On Ubuntu, I installed rabbitmq-server with apt, django-celery with pip into my virtualenv, then I symlinked the "celeryd" initscript I got from https://github.com/ask/celery/tree/master/contrib/debian/init.d in /etc/init.d, configured it in /etc/default/celeryd to use the django celeryd from my virtualenv, and made it "rebootproof" via (maybe "defaults" is the problem?)
update-rc.d celeryd defaults
Rather than running celeryd and celerybeat with separate initscripts, I just configured celeryd to include Beat (maybe that's the problem?):
CELERYD_OPTS="-v 2 -B -s celery -E"
Any pointers how to solve this issue?
If I
sudo /etc/init.d/celeryd restart
there are no complaints:
[2011-06-14 00:54:29,157: WARNING/MainProcess] celery#inquire has started.
[2011-06-14 00:54:29,161: INFO/Beat] child process calling self.run()
[2011-06-14 00:54:29,162: INFO/Beat] Celerybeat: Starting...
but I need to eliminate the need for any manual steps.
celerybeat's dependency on the broker service was indeed the issue.
Rather than installing the initscript with
update-rc.d celeryd defaults
with the rabbitmq-server script being installed as sequence number 20 for start and kill, celerybeat's dependency must be resolved by explicitly starting it after (and killing it before) rabbitmq-server by using
update-rc.d celeryd defaults 21 19
NB: I've actually opted for the separate celerybeat service instead of the -B invocation, and only did 21 19 for that script, i.e. the one with the problem.

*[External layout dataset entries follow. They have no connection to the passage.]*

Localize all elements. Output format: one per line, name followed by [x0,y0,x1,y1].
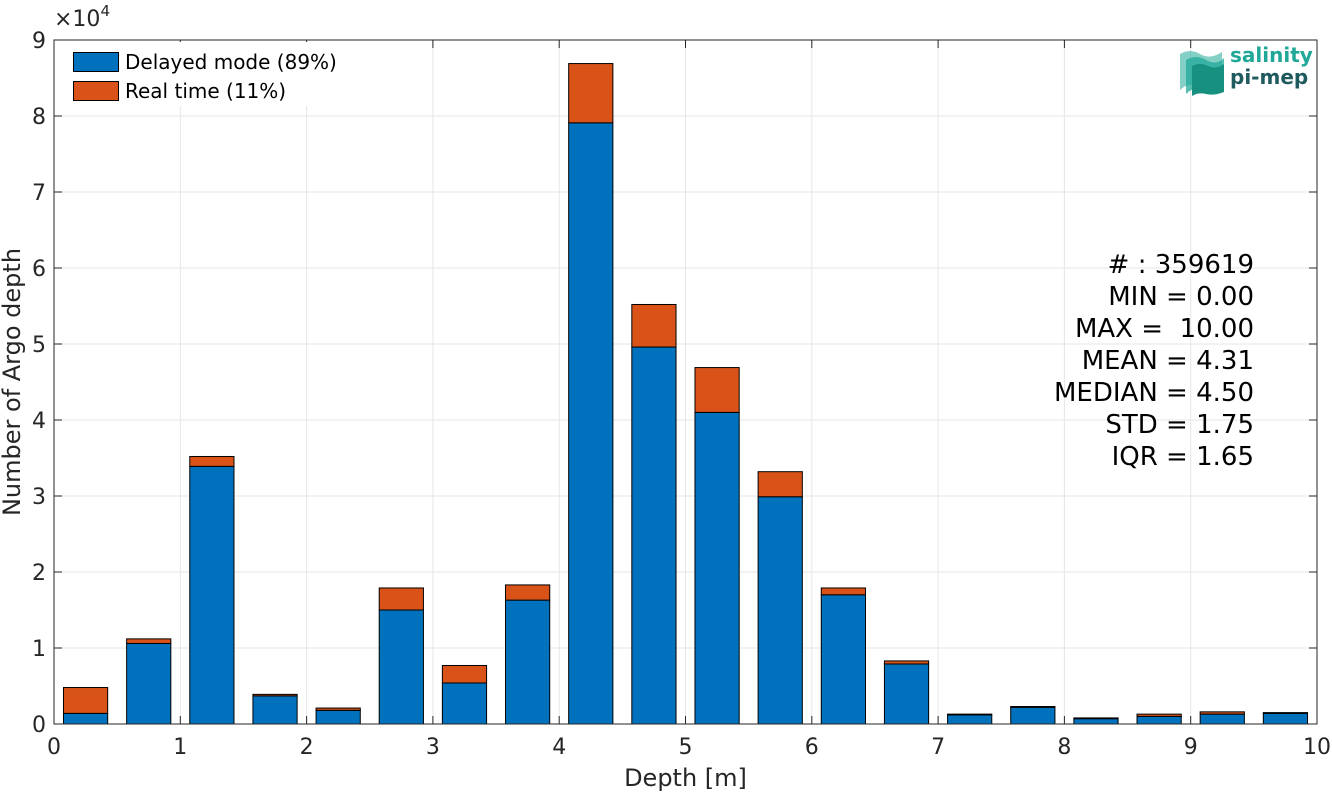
bar-delayed-6 [441,682,488,725]
stat-iqr: IQR = 1.65 [1111,442,1254,472]
bar-delayed-17 [1136,715,1182,725]
bar-delayed-8 [568,122,614,725]
x-tick-label: 8 [1057,735,1071,760]
bar-delayed-3 [252,695,298,725]
y-tick-label: 5 [32,333,46,358]
y-tick-label: 7 [32,181,46,206]
y-tick-label: 3 [32,485,46,510]
bar-realtime-1 [126,638,172,644]
bar-realtime-17 [1136,713,1182,717]
legend-label-realtime: Real time (11%) [125,79,287,103]
x-tick-label: 0 [47,735,61,760]
bar-delayed-13 [883,663,930,725]
x-tick-label: 9 [1184,735,1198,760]
salinity-pimep-logo: salinity pi-mep [1178,44,1313,96]
bar-realtime-6 [441,664,488,684]
stat-mean: MEAN = 4.31 [1081,346,1254,376]
x-tick-label: 10 [1303,735,1331,760]
y-axis-multiplier: ×104 [54,2,110,32]
bar-delayed-0 [62,712,109,725]
stat-count: # : 359619 [1107,250,1254,280]
bar-delayed-14 [947,714,993,725]
x-tick-label: 6 [805,735,819,760]
legend-swatch-delayed [73,52,119,72]
statistics-box: # : 359619 MIN = 0.00 MAX = 10.00 MEAN =… [1054,249,1254,473]
bar-realtime-19 [1262,712,1309,714]
legend: Delayed mode (89%) Real time (11%) [58,42,364,106]
bar-delayed-19 [1262,712,1309,725]
bar-realtime-14 [947,713,993,716]
x-tick-label: 2 [300,735,314,760]
bar-realtime-0 [62,687,109,714]
y-tick-label: 0 [32,713,46,738]
x-tick-label: 4 [552,735,566,760]
stat-median: MEDIAN = 4.50 [1054,378,1254,408]
bar-realtime-3 [252,693,298,697]
legend-swatch-realtime [73,81,119,101]
bar-realtime-4 [315,707,361,711]
x-tick-label: 5 [679,735,693,760]
salinity-wave-logo-icon [1180,51,1224,96]
bar-realtime-10 [694,367,740,413]
y-tick-label: 8 [32,105,46,130]
stat-std: STD = 1.75 [1105,410,1254,440]
bar-delayed-10 [694,411,740,725]
bar-realtime-16 [1073,717,1119,720]
y-tick-label: 1 [32,637,46,662]
bar-realtime-12 [820,587,866,596]
bar-delayed-2 [189,465,235,725]
legend-item-realtime: Real time (11%) [73,79,287,103]
y-tick-label: 4 [32,409,46,434]
x-tick-label: 3 [426,735,440,760]
bar-realtime-8 [568,63,614,124]
x-tick-label: 1 [173,735,187,760]
legend-item-delayed: Delayed mode (89%) [73,50,337,74]
y-tick-label: 2 [32,561,46,586]
bar-delayed-15 [1010,706,1056,725]
bar-delayed-7 [505,599,551,725]
y-axis-label: Number of Argo depth [0,248,26,516]
bar-delayed-5 [378,609,424,725]
bar-realtime-2 [189,455,235,467]
logo-text-salinity: salinity [1230,43,1313,67]
logo-text-pimep: pi-mep [1230,65,1309,89]
bar-realtime-7 [505,584,551,601]
x-axis-label: Depth [m] [624,764,747,792]
stat-max: MAX = 10.00 [1074,314,1254,344]
bar-delayed-4 [315,709,361,725]
bar-delayed-1 [126,642,172,725]
bar-realtime-13 [883,660,930,665]
bar-realtime-9 [631,303,677,348]
bar-realtime-18 [1199,711,1245,715]
bar-delayed-12 [820,594,866,725]
bar-delayed-18 [1199,713,1245,725]
y-tick-label: 9 [32,29,46,54]
bar-delayed-16 [1073,718,1119,725]
bar-delayed-9 [631,346,677,725]
bar-realtime-11 [757,471,803,498]
bar-realtime-15 [1010,706,1056,708]
x-tick-label: 7 [931,735,945,760]
legend-label-delayed: Delayed mode (89%) [125,50,337,74]
y-tick-label: 6 [32,257,46,282]
bar-delayed-11 [757,496,803,725]
bar-realtime-5 [378,587,424,611]
stat-min: MIN = 0.00 [1108,282,1254,312]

I think that the problem is not in celery it self but in your script, probably when celeryd starts the broker is not listening yet.
I'm using almost your same command and I don't have any issue, launch the celeryd script with -B option is not wrong.
I think that on your reboot script you have to wait for rabbitmq complete restart before launch celeryd, maybe with test of connection too.